Er zijn honderden lokale nieuwssites. Kennelijk is het geen probleem om er één te starten. Maar doorgaan, dat is veel lastiger: als er investeringen nodig zijn, als vrijwilligers afhaken, als iemand achter adverteerders aan moet. Een site aanpassen en je businessmodel opnieuw inrichten is lang niet zo sexy en innovatief als een site beginnen. Maar het is minstens zo belangrijk.
Het had zo mooi kunnen zijn. Culemborg Nieuws ging voortvarend van start in 2013. Met dagelijks vers nieuws over het zwembad, de gemeentebegroting, de jachthaven en betaald parkeren. Dat nieuws was nergens anders te vinden volgens de initiatiefnemers, die een ‘gat in de markt’ zagen: “Dat gat is in Culemborg onbeschrijfelijk groot. In de mediawereld ziet iedereen dat het hard achteruit hobbelt met de lokale berichtgeving.”
De kersverse hyperlocal figureerde in artikelen in de Volkskrant en Trouw en kwam langs bij Radio 1. In mei had men “meer dan 700 geregistreerde lezers” terwijl een bericht zo’n 1500 pageviews kreeg. In juli waren al een kleine 100 donateurs; vrijwilligers meldden zich aan: “Lokaal nieuws is ontzettend belangrijk. Ik zou het erg leuk vinden om in Culemborg Nieuws af en toe wat te schrijven.”
Het sprookje voorbij
Maar eind 2013 is het sprookje voorbij: “Culemborg Nieuws gaat op een lager pitje. Het is in het afgelopen jaar niet gelukt om voldoende structurele financiering te vinden. Zonder financiering is die proactieve arbeidsintensieve journalistiek niet mogelijk.”

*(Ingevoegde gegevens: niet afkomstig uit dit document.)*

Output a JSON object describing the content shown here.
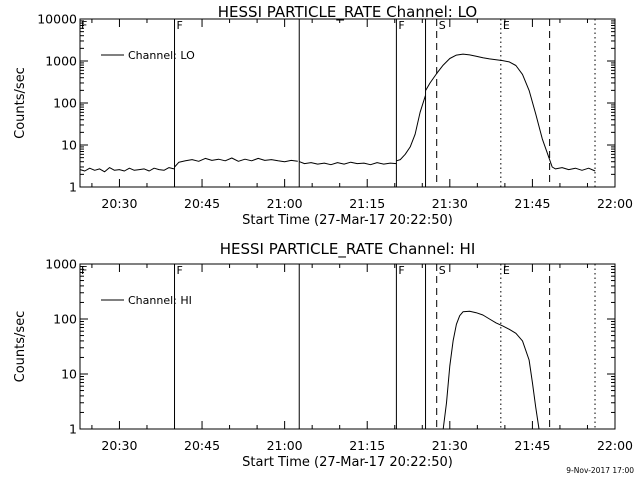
{
  "footer": {
    "stamp": "9-Nov-2017 17:00"
  },
  "chart_data": [
    {
      "type": "line",
      "title": "HESSI PARTICLE_RATE Channel: LO",
      "xlabel": "Start Time (27-Mar-17 20:22:50)",
      "ylabel": "Counts/sec",
      "yscale": "log",
      "ylim": [
        1,
        10000
      ],
      "xlim": [
        20.3806,
        22.0
      ],
      "x_ticks": [
        "20:30",
        "20:45",
        "21:00",
        "21:15",
        "21:30",
        "21:45",
        "22:00"
      ],
      "y_ticks": [
        "1",
        "10",
        "100",
        "1000",
        "10000"
      ],
      "grid": false,
      "legend": {
        "position": "top-left",
        "entries": [
          "Channel: LO"
        ]
      },
      "markers": [
        {
          "label": "F",
          "x": 20.6667,
          "style": "solid"
        },
        {
          "label": "",
          "x": 21.0442,
          "style": "solid"
        },
        {
          "label": "F",
          "x": 21.3383,
          "style": "solid"
        },
        {
          "label": "",
          "x": 21.4265,
          "style": "solid"
        },
        {
          "label": "S",
          "x": 21.4603,
          "style": "dashed"
        },
        {
          "label": "E",
          "x": 21.6544,
          "style": "dotted"
        },
        {
          "label": "",
          "x": 21.8021,
          "style": "dashed"
        },
        {
          "label": "",
          "x": 21.9395,
          "style": "dotted"
        }
      ],
      "series": [
        {
          "name": "Channel: LO",
          "segments": [
            {
              "x": [
                20.3806,
                20.395,
                20.41,
                20.425,
                20.44,
                20.455,
                20.47,
                20.485,
                20.5,
                20.515,
                20.53,
                20.545,
                20.56,
                20.575,
                20.59,
                20.605,
                20.62,
                20.635,
                20.65,
                20.665
              ],
              "y": [
                2.6,
                2.4,
                2.8,
                2.5,
                2.7,
                2.3,
                2.9,
                2.5,
                2.6,
                2.4,
                2.8,
                2.5,
                2.6,
                2.7,
                2.4,
                2.8,
                2.6,
                2.5,
                2.9,
                2.7
              ]
            },
            {
              "x": [
                20.667,
                20.68,
                20.7,
                20.72,
                20.74,
                20.76,
                20.78,
                20.8,
                20.82,
                20.84,
                20.86,
                20.88,
                20.9,
                20.92,
                20.94,
                20.96,
                20.98,
                21.0,
                21.02,
                21.04
              ],
              "y": [
                3.0,
                3.9,
                4.2,
                4.5,
                4.1,
                4.8,
                4.3,
                4.6,
                4.2,
                4.9,
                4.1,
                4.6,
                4.2,
                4.8,
                4.3,
                4.5,
                4.2,
                4.0,
                4.3,
                4.1
              ]
            },
            {
              "x": [
                21.045,
                21.06,
                21.08,
                21.1,
                21.12,
                21.14,
                21.16,
                21.18,
                21.2,
                21.22,
                21.24,
                21.26,
                21.28,
                21.3,
                21.32,
                21.338
              ],
              "y": [
                4.0,
                3.6,
                3.8,
                3.5,
                3.7,
                3.4,
                3.8,
                3.5,
                3.9,
                3.6,
                3.7,
                3.4,
                3.8,
                3.5,
                3.7,
                3.6
              ]
            },
            {
              "x": [
                21.339,
                21.35,
                21.365,
                21.38,
                21.395,
                21.41,
                21.426
              ],
              "y": [
                4.2,
                4.5,
                6,
                9,
                18,
                60,
                150
              ]
            },
            {
              "x": [
                21.427,
                21.44,
                21.46,
                21.48,
                21.5,
                21.52,
                21.54,
                21.56,
                21.58,
                21.6,
                21.62,
                21.64,
                21.66,
                21.68,
                21.7,
                21.72,
                21.74,
                21.76,
                21.78,
                21.8,
                21.81,
                21.82,
                21.84,
                21.86,
                21.88,
                21.9,
                21.92,
                21.94
              ],
              "y": [
                200,
                300,
                500,
                800,
                1150,
                1380,
                1460,
                1400,
                1300,
                1200,
                1120,
                1070,
                1020,
                950,
                780,
                480,
                200,
                55,
                14,
                5,
                3,
                2.7,
                2.9,
                2.6,
                2.8,
                2.5,
                2.8,
                2.4
              ]
            }
          ]
        }
      ]
    },
    {
      "type": "line",
      "title": "HESSI PARTICLE_RATE Channel: HI",
      "xlabel": "Start Time (27-Mar-17 20:22:50)",
      "ylabel": "Counts/sec",
      "yscale": "log",
      "ylim": [
        1,
        1000
      ],
      "xlim": [
        20.3806,
        22.0
      ],
      "x_ticks": [
        "20:30",
        "20:45",
        "21:00",
        "21:15",
        "21:30",
        "21:45",
        "22:00"
      ],
      "y_ticks": [
        "1",
        "10",
        "100",
        "1000"
      ],
      "grid": false,
      "legend": {
        "position": "top-left",
        "entries": [
          "Channel: HI"
        ]
      },
      "markers": [
        {
          "label": "F",
          "x": 20.6667,
          "style": "solid"
        },
        {
          "label": "",
          "x": 21.0442,
          "style": "solid"
        },
        {
          "label": "F",
          "x": 21.3383,
          "style": "solid"
        },
        {
          "label": "",
          "x": 21.4265,
          "style": "solid"
        },
        {
          "label": "S",
          "x": 21.4603,
          "style": "dashed"
        },
        {
          "label": "E",
          "x": 21.6544,
          "style": "dotted"
        },
        {
          "label": "",
          "x": 21.8021,
          "style": "dashed"
        },
        {
          "label": "",
          "x": 21.9395,
          "style": "dotted"
        }
      ],
      "series": [
        {
          "name": "Channel: HI",
          "segments": [
            {
              "x": [
                21.48,
                21.49,
                21.5,
                21.51,
                21.52,
                21.53,
                21.54,
                21.56,
                21.58,
                21.6,
                21.62,
                21.64,
                21.66,
                21.68,
                21.7,
                21.72,
                21.74,
                21.75,
                21.76,
                21.77
              ],
              "y": [
                1,
                3,
                14,
                40,
                80,
                115,
                135,
                138,
                130,
                118,
                100,
                85,
                75,
                65,
                55,
                40,
                18,
                7,
                2.5,
                1
              ]
            }
          ]
        }
      ]
    }
  ]
}
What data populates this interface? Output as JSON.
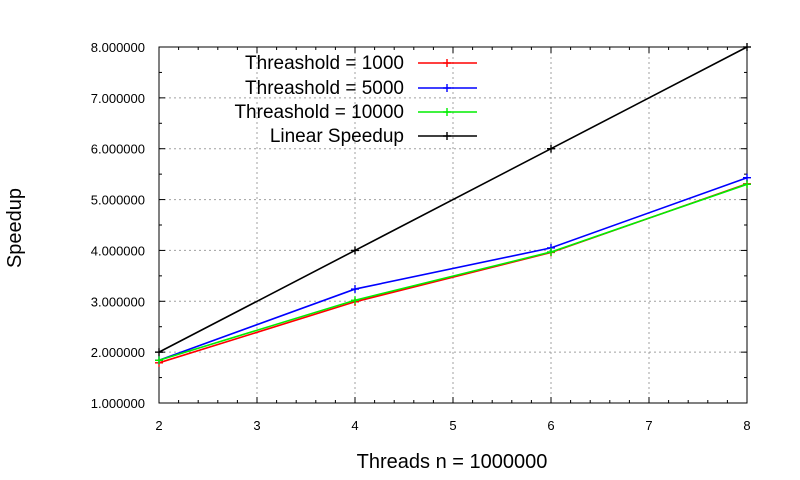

Niet alleen in Culemborg is het lastig een lokale site overeind te houden. Voor een eerder onderzoek spraken we met initiatiefnemers van lokale sites, ook hier was het vaak sappelen: “Het streven is minstens quitte te spelen en liefst er iets aan over te houden. Als dat eind dit jaar niet gebeurt, gaat de stekker eruit.”
Doorgaan is lastig
Er zijn doorstarts, gestaakte pogingen en gestrande initiatieven. Maar er zijn ook sites die het 10-jarig jubileum al achter de rug hebben: o.a. inNieuwegein, Papendrecht, de Friese Wouden, Leiden en Groningen.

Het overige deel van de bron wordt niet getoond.